As to the facts of his case and his holding Gray never called him a Natural Born Citizen he called him a Native Born. If Gray had no doubts he would have declared him a Natural Born Citizen but he did not do that.
As I have just recently wrote. The US Supreme Court in about a half dozen cases call all persons Native Born instead of using the phrase Natural Born to differentiate that their parents were citizens of other countries. The only time the Supreme Court used the phrase 'Natural Born Citizen' when it was clearly that the parents were citizens of the United States and the person in question was born on US soil. see Perkins vs. Elg 1939.
SCOTUS words in the facts of the case and their holdings mean a hell of alot more than their dicta. Dicta should support their judgments, but sometimes it doesn't support their argument or opinions...for whatever reason they keep to themselves.
And yet, you are willing to proclaim that something said in the middle of the opinion from the Slaughterhouses cases trumps Wong.
Whether you like it or not, the term , “subject to its jurisdiction” was decimated in Wong over and over again. It is the operative phrase when trying to answer many questions including Natural Born questions. Slaughterhouse used the word “citizen” in your quote. They were discussing “subject to it’s jurisdiction” and stated that the main purpose of that phrase was to establish citizenship of a Negro.

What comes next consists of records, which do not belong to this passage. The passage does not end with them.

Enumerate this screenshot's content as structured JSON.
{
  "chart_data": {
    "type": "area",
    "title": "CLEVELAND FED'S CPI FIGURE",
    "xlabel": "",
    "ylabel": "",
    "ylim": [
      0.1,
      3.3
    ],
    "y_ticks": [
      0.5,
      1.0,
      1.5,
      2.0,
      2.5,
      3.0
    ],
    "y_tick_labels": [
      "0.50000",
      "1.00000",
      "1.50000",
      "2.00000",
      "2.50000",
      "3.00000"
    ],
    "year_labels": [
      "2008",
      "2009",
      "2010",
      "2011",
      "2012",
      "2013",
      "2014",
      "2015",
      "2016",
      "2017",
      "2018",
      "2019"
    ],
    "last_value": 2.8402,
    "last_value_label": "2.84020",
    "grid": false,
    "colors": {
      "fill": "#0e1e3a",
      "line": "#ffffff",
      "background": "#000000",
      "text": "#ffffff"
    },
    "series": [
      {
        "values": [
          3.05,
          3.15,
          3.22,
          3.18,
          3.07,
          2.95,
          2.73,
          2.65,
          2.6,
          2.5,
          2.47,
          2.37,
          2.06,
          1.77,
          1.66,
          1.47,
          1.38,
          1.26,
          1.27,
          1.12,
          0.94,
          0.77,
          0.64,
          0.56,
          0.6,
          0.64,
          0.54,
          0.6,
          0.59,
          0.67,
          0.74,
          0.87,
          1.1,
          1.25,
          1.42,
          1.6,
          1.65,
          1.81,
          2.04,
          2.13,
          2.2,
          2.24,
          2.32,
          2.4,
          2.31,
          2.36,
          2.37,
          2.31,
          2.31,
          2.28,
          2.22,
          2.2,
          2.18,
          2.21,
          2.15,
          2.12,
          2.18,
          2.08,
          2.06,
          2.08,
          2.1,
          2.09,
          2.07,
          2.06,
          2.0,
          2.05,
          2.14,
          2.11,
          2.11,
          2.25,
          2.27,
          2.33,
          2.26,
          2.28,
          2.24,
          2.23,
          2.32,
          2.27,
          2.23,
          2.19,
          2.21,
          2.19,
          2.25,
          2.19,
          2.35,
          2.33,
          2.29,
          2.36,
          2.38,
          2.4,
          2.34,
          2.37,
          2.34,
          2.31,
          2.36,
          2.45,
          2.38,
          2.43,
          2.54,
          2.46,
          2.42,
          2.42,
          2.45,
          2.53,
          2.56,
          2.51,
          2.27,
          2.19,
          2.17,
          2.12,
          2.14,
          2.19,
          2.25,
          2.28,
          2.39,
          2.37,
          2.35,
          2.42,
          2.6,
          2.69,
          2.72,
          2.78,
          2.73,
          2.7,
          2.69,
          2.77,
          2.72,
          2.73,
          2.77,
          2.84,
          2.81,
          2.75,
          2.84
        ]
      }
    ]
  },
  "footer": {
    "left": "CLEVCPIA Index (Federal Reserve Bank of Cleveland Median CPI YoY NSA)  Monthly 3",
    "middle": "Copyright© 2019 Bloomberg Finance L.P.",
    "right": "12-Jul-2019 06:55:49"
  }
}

It is interesting to note what Justice Gray had to say about Chief Justice Waite and all the same lawyers on the bench except for one (Chase who died)when it came time for the Minor case. I am sure you understand that Chief Justice Waite was involved with the Slaughterhouse cases which makes his comments in Minor interesting when he decided to NOT RESOLVE THE ISSUE.
Also, the dissenting opinion in Wong also has an opinion about the Slaughterhouse cases in that he doesn’t insist that the point is definitely disposed of:
“I do not insist that, although what was said was deemed essential to the argument and a necessary part of it, the point was definitively disposed of in the Slaughterhouse Cases, particularly as Chief Justice Waite in Minor v. Happersett, 21 Wall. 162, 167, remarked that there were doubts which, for the purposes of the case then in hand, it was not necessary to solve. “
So you have all of the Supreme Court in Wong indicating that the Slaughterhouse cases essentially did not definitively answer the question.
It doesn’t matter what you think of Wong...THAT IS THE CASE UNDER THE SUPREMACY CLAUSE - NOT YOUR CASE YOU ARE QUOTING.